A FEW YEARS AGO, someone came to the Better Money Decisions office interested in purchasing a fund she had read about in a national financial magazine. The fund had a good multi-year track record, outpacing several other types of investments.
Does this investment sound like some unusual type of fund? A fund with skilled managers who had the talent and intelligence to identify winning stocks, and invest in these?
This fund was actually nothing special. It was a plain vanilla exchange-traded fund that tracked perhaps the most mundane of all indexes: The S&P 500 index of big U.S. stocks.
Investors have all heard the maxim of “buy low, sell high.” On paper, it makes all the sense in the world. Buy an investment that is priced low, sell when it appreciates in value, pocket the profits and repeat.
It’s Never That Easy
In reality, that’s hard to execute. People are skittish about buying an investment that is priced low, and are very reluctant to sell something that has risen – and continues to rise.
Did you ever have a mutual fund or exchange-traded fund that you loved holding onto, because it continued to perform well? You’ve heard about the concept of rebalancing, but this particular investment is a tough one to pare back.
Usually, when someone talks about a fund that’s “done well,” there’s no magic behind the performance. That price rise has occurred alongside the rise in its overall asset class.

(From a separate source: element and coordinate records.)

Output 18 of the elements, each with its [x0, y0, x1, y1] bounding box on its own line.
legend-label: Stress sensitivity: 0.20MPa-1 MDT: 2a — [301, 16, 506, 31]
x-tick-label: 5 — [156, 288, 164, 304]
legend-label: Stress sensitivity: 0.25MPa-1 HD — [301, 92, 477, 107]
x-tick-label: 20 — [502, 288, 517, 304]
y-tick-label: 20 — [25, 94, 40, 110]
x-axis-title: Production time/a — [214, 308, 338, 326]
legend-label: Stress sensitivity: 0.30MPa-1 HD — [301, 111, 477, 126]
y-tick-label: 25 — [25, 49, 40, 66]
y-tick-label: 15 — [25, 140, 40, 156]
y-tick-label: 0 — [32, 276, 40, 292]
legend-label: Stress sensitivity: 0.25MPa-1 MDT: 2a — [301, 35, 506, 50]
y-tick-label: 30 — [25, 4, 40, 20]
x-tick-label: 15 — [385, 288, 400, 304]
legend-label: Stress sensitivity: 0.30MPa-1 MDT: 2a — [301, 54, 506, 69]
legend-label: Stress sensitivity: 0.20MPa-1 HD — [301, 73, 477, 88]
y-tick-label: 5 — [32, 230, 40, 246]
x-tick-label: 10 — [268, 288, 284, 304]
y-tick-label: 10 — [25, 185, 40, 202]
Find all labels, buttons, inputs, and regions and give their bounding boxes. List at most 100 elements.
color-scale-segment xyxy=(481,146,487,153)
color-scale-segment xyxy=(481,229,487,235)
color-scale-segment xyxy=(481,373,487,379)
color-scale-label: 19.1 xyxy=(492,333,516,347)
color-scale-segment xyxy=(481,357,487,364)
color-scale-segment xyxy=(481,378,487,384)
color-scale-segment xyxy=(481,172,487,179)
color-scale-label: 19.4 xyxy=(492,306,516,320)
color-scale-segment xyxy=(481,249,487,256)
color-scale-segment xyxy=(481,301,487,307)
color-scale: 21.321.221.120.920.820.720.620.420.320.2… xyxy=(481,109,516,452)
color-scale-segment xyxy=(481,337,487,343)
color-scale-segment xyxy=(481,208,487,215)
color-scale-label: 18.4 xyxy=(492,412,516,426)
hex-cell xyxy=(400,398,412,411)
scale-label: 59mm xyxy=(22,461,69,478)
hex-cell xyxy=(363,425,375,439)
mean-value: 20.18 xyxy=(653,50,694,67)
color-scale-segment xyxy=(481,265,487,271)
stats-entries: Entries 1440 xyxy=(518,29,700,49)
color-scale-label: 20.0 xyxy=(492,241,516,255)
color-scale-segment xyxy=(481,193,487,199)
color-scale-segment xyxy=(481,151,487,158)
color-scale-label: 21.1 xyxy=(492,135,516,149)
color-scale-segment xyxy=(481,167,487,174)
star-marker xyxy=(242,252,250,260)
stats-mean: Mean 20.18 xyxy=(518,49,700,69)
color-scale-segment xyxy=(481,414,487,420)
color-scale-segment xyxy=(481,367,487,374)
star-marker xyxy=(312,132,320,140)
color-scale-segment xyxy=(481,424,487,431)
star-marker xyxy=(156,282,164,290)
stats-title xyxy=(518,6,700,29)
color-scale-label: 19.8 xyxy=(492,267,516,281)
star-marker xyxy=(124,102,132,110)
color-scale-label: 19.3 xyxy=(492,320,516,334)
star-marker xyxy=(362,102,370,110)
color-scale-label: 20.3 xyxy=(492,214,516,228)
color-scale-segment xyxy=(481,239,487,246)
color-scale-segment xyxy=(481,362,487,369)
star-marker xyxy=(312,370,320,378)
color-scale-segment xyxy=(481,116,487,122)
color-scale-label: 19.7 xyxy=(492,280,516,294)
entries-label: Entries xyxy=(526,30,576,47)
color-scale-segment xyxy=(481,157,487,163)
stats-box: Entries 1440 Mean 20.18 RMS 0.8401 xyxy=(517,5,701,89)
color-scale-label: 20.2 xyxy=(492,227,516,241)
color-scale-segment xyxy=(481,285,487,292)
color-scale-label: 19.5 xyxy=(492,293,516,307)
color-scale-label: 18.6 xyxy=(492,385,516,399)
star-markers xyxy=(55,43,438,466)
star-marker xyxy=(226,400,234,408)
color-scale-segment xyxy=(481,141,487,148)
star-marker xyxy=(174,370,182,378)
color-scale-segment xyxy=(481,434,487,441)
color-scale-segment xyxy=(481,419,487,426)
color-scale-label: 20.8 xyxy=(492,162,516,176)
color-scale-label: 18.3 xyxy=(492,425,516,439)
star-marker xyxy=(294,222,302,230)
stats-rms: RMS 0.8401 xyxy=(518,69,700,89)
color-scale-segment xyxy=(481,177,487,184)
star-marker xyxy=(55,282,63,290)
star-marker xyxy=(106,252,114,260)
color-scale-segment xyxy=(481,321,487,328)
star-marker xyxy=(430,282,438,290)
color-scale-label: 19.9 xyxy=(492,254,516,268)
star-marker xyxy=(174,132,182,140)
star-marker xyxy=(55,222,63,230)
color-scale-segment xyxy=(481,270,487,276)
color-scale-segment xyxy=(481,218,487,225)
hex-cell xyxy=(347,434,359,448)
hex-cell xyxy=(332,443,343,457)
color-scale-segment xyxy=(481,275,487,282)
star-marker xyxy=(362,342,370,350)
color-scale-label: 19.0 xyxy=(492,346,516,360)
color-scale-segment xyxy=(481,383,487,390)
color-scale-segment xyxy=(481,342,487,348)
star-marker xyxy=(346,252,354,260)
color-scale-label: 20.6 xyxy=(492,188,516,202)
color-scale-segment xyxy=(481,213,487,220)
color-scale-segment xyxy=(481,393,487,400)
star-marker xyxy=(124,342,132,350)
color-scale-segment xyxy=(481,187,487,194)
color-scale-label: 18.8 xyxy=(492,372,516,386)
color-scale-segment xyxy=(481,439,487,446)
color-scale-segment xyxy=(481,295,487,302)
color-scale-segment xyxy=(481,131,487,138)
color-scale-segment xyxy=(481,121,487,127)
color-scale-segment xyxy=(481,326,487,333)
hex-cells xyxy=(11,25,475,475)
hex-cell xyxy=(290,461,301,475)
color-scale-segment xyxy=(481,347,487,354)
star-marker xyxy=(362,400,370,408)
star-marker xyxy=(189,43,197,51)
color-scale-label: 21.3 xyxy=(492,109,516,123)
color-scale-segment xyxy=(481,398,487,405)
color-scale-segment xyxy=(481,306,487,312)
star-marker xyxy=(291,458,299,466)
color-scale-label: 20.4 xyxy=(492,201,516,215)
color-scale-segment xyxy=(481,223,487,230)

The person who came to the office interested in the S&P 500 index fund wasn’t aware that big U.S. stocks, on the whole, had been performing well for several years. This continues to be the case; the S&P 500 has risen 287.711% over the past decade, including dividend reinvestment.
In the same period of time, the Morgan Stanley Capital International EAFE Index, which tracks large and mid-cap companies headquartered in 21 non-U.S. developed markets, notched a total return of just 5.72%.
As with the S&P 500, there are funds that track the MSCI EAFE index. The underperformance of those funds is not an indicator of poor skill on the part of those who oversee the indices; it simply means non-U.S. stocks have not performed as well as their U.S.-based counterparts.
This is one of the tenets of asset-class investing: A rising tide lifts all boats. When large U.S. stocks on the whole are rising, funds that own those companies will rise. The same could be said for emerging-market stocks, developed-market stocks, real estate investment trusts or any asset class.
That also tends to be true of actively managed funds, not just indices. With active funds, where a manager is picking the investments rather than passively tracking a basket of stocks, investors come to believe that skill is behind the increase, rather than simple asset-class outperformance.
For example, the largest holdings in the S&P 500 are Microsoft Corp. (ticker: MSFT), Apple (AAPL), Amazon.com (AMZN) and Facebook (FB). As the largest domestic stocks, it’s not unusual for a manager of an active fund to purchase these securities. As they rise, the manager looks like a hero.
But the picture wouldn’t be so rosy if big U.S. stocks go into a decline. The vast majority of actively managed funds are mandated to follow a particular investing style. For example, a fund may be required to invest mainly in large U.S. stocks. Another’s mandate may be to own small U.S. stocks. Still another may own small stocks from non-U.S developed markets.
If the asset class the fund owns is performing poorly, in all likelihood the fund itself will also lag other types of investments. A manager only has so much latitude to pick and choose from the designated asset class.
In addition, it’s effectively impossible for a fund to sell out a lagging security all at once, and swap it out for something the manager believes may perform better.
Be aware when you have a fund that’s outpacing others, or simply showing healthy gains. There is probably nothing extraordinary the fund manager is doing. In fact, it may simply be a passive fund, as was the case with the S&P fund that caught the attention of the office visitor.
Stick To Your Plan
It’s great to hold an investment that’s been rising, but be aware that you may need to take some profits off the table to rebalance, as well as verifying that your overall portfolio is diversified into a number of stock and bond asset classes. That way, you’ll always have exposure to the one that’s “doing well.”